I.

Introduction

Comparative Anatomy, scientific study of the similarities and differences in the structure of living things. Comparative anatomy helps to show how organisms function, how they develop, and how they are linked by evolution, the process by which organisms change over many generations. The theory of evolution, one of the fundamental tenets of modern biology, states that new types of organisms develop from common ancestral types over long periods. Studying the body structures of various organisms often helps scientists determine how different species, or distinct kinds of organisms, are related to each other, as well as how and when they diverged from a common ancestor (see Species and Speciation).

Comparative anatomy can be used to investigate plants and simple microorganisms, but its most important role is in the study of animals. In animals, comparative anatomy usually focuses on living species, but scientists also investigate extinct species by examining fossils, body remains trapped in sediment or amber. With extinct animals, anatomists rarely have a chance to study soft body parts because these parts normally decay before they have a chance to fossilize. With living species, the entire body can be examined, giving a much fuller picture of how it functions. Anatomists also compare existing species with fossils to trace the path that evolution has followed and to gather information that is used in animal classification. Anatomical studies usually involve adult animals, but anatomists also investigate the way animal bodies reach their adult shape in a field of study called developmental anatomy.

Many important physical features can be seen on the outside of animal bodies, but often the most revealing ones are hidden inside. These hidden features provide valuable clues about an animal's distant ancestors. For example, an endangered reptile from New Zealand called the tuatara looks much like a lizard, and it was originally classified as a lizard back in the early 19th century.
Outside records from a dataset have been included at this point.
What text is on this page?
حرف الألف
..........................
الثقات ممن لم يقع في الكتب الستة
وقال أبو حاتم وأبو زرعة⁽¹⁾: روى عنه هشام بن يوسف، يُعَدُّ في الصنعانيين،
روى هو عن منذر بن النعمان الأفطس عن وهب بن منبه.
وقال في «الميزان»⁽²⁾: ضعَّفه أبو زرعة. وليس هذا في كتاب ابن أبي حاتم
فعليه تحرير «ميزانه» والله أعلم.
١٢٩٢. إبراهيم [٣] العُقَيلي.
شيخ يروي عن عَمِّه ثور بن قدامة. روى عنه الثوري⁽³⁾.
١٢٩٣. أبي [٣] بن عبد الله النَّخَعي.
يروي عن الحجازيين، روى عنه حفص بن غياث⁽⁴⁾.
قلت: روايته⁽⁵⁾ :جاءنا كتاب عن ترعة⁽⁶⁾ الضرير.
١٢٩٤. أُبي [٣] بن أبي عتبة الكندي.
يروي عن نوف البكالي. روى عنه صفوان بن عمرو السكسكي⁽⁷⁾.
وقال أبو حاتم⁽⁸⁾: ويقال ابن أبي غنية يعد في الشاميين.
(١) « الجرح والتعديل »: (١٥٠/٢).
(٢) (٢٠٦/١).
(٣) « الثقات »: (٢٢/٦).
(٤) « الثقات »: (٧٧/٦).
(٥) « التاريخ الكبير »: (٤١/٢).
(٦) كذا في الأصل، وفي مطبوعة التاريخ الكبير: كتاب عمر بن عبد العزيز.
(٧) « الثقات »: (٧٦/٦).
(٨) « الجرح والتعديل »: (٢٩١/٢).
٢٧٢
But in 1867 anatomist Albert Gunther, working at the British Museum in London, noticed that tuataras have some unusual features. Among these features are teeth that are permanently fused to their jaws rather than separate from the jaw like the teeth of lizards. From this evidence and other anatomical observations he concluded that tuataras are not lizards at all, but sphenodonts—the only surviving members of an ancient group of reptiles that flourished alongside the dinosaurs.

Most comparative anatomy studies involve gross anatomy, which deals with structures that are big enough to be seen with the naked eye. Smaller structures, such as individual cells, may also be investigated using the magnifying power of various types of microscopes. This field of study is called microscopic anatomy. In recent years, progress in molecular biology has enabled scientists to investigate still smaller structures, particularly deoxyribonucleic acid (DNA), the hereditary material in all living cells. DNA is made up of strings of four different subunits called nucleotide bases. Anatomists sometimes study the arrangement or sequence of these nucleotide bases in the DNA from different animals, looking for similarities and differences that provide clues to evolutionary family trees.